Total pleaded guilty to endangering workers and members of the public by failing to adequately manage risks associated with the filling, emptying and monitoring of fuel storage tanks at the depot, which resulted in over filling of the tanks and the release of flammable materials that caused the explosion. Total additionally pleaded guilty to causing fuel and chemicals to be released into the chalk acquifer beneath the Buncefield depot.

  • Hertfordshire Oil Storage is facing two charges:

  1. Between the 1st day of January 2003 and the 12th day of December 2005, Hertfordshire Oil Storage Ltd failed to take all measures necessary to prevent major accidents and limit their consequences to persons and the environment, contrary to Regulation 4 of the Control of Major Accident Hazards Regulations 1999 and section 33(1)(c) of the Health and Safety at Work etc Act 1974.

  2. Between the 10th day of December 2005 and the 31st day of December 2005, Hertfordshire Oil Storage Ltd caused polluting matter, namely fuel and firewater chemicals to enter controlled waters, namely ground waters in the chalk aquifer underlying the vicinity of Buncefield, contrary to s.85(1) and (6) of the Water Resources Act 1991.

Hertfordshire Oil Storage pleaded not guilty.

  • British Pipeline Agency is facing two charges:

  1. Between the 18th day of November 2001 and the 12th day of December 2005, British Pipeline Agency Ltd failed to take all measures necessary to prevent major accidents and limit their consequences to persons and the environment, contrary to Regulation 4 of the Control of Major Accident Hazards Regulations 1999 and section 33(1)(c) of the Health and Safety at Work etc Act 1974.
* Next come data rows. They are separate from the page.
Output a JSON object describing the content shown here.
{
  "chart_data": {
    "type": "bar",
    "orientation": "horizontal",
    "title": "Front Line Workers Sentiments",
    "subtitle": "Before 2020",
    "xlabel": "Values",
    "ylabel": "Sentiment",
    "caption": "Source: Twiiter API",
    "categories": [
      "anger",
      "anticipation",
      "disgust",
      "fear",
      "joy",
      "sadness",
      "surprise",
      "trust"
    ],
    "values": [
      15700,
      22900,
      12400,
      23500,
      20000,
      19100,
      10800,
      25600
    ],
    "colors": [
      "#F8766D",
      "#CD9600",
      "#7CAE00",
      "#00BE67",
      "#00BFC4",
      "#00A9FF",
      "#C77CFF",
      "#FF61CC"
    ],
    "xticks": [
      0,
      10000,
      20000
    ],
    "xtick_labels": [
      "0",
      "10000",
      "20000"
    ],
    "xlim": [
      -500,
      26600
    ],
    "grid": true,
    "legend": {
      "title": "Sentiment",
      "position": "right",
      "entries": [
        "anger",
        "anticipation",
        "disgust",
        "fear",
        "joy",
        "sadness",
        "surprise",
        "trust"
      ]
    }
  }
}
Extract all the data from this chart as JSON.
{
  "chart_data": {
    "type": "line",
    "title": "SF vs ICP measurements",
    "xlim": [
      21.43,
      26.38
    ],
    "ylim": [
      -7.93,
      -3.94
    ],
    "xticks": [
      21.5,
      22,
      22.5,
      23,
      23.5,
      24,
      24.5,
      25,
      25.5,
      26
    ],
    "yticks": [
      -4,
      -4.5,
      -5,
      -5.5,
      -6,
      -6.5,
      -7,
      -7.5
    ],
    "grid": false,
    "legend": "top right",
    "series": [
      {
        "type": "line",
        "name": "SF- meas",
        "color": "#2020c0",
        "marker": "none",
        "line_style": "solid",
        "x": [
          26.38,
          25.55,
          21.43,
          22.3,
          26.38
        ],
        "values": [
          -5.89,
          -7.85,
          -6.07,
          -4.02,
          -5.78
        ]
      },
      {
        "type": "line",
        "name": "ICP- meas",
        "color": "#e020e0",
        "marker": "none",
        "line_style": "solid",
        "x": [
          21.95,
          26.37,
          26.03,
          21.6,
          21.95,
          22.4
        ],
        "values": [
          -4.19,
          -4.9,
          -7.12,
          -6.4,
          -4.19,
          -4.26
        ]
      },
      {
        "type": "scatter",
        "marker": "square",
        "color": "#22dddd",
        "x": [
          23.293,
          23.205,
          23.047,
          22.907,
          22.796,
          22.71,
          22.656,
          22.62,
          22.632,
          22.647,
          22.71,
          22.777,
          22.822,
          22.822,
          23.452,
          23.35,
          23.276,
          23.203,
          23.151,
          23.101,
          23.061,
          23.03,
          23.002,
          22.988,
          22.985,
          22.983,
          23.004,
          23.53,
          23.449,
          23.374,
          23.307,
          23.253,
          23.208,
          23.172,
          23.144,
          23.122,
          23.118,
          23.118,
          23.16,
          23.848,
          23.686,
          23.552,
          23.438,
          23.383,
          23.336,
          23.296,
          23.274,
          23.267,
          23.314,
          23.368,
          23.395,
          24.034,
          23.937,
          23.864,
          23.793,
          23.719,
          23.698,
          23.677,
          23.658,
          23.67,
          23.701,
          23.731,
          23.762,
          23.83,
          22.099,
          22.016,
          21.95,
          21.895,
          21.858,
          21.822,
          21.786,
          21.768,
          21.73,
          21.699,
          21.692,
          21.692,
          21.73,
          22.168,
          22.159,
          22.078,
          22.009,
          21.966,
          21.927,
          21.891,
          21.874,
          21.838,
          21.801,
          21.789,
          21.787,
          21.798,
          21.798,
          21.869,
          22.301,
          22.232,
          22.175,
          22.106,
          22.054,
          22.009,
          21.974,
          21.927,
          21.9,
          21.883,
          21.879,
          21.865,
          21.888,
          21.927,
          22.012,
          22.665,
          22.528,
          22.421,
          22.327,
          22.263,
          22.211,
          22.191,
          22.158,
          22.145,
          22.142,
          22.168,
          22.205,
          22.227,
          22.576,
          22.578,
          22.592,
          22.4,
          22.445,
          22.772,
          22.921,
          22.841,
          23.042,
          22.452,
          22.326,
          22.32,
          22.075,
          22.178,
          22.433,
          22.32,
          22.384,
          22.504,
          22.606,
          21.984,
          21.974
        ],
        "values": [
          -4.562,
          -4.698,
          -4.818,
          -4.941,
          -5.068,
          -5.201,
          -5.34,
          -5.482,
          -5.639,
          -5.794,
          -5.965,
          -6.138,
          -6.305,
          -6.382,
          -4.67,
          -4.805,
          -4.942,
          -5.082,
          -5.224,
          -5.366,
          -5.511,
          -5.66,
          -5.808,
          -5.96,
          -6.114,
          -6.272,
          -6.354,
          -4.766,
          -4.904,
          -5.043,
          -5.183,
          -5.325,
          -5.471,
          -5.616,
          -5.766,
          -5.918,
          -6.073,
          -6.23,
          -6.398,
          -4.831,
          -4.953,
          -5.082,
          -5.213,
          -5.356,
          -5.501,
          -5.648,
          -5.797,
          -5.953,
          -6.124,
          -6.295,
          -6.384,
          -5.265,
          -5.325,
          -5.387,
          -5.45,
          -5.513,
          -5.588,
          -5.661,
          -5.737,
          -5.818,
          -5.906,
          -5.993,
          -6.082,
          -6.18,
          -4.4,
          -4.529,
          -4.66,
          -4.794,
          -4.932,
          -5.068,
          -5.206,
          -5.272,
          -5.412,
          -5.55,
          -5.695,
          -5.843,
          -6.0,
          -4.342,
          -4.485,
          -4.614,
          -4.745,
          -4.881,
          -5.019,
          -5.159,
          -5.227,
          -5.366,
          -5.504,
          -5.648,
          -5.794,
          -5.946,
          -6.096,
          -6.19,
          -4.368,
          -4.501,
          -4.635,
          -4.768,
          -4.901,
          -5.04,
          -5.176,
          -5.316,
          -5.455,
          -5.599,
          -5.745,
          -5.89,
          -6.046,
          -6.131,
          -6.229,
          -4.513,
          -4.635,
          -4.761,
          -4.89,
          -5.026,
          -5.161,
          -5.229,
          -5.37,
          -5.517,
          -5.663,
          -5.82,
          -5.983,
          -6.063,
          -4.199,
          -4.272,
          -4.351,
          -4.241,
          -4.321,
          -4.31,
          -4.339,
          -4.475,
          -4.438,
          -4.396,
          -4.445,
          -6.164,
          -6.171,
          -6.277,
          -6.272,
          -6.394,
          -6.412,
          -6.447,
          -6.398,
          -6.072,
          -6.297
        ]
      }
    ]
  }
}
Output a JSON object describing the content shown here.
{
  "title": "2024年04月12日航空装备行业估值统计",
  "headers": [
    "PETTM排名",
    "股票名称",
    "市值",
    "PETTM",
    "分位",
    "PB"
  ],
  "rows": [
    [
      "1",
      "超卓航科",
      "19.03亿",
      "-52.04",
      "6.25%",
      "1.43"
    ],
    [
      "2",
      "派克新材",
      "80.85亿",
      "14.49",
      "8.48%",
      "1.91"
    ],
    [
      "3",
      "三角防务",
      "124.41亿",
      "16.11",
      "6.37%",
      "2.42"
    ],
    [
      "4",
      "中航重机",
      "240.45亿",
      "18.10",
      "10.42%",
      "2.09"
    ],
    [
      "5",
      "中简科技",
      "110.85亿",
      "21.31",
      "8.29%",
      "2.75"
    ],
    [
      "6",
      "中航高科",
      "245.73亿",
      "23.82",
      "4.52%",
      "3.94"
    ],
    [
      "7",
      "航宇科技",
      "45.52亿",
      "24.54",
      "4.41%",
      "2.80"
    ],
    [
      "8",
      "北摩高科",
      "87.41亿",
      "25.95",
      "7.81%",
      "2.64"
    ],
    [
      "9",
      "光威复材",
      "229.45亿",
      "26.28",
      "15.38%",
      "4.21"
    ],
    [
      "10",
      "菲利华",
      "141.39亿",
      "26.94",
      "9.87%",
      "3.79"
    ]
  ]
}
  2. Between the 10th day of December 2005 and the 31st day of December 2005, British Pipeline Agency Ltd caused polluting matter, namely fuel and firewater chemicals to enter controlled waters, namely ground waters in the chalk aquifer underlying the vicinity of Buncefield, contrary to s.85(1) and (6) of the Water Resources Act 1991.

British Pipeline Agency pleaded not guilty.

  • TAV Engineering is facing one charge:

  1. Between the 1st day of October 2003 and the 12th day of December 2005, TAV Engineering Limited failed to ensure, so far as is reasonably practicable, that persons not in their employment were not exposed to risks to their health or safety, contrary to Sections 3(1) and 33(1)(a) of the Health and Safety at Work etc Act 1974.

TAV pleaded not guilty to failures in the design and manufacture of the switches that should have triggered an alarm

  • Motherwell Control Systems 2003 is facing one charge:

  1. Between the 28th day of September 2003 and the 12th day of December 2005 Motherwell Control Systems 2003 Limited failed to ensure, so far as is reasonably practicable, that persons not in their employment were not exposed to risks to their health or safety, contrary to Sections 3(1) and 33(1)(a) of the Health and Safety at Work etc Act 1974.

Motherwell Control Systems pleaded not guilty to failing toconduct adequate maintenance and technical support of switches which should have triggered an alarm when fuel tanks were filled over a certain level.


A trial date has been provisionally fixed for 14 April 2010 at St Albans Crown Court.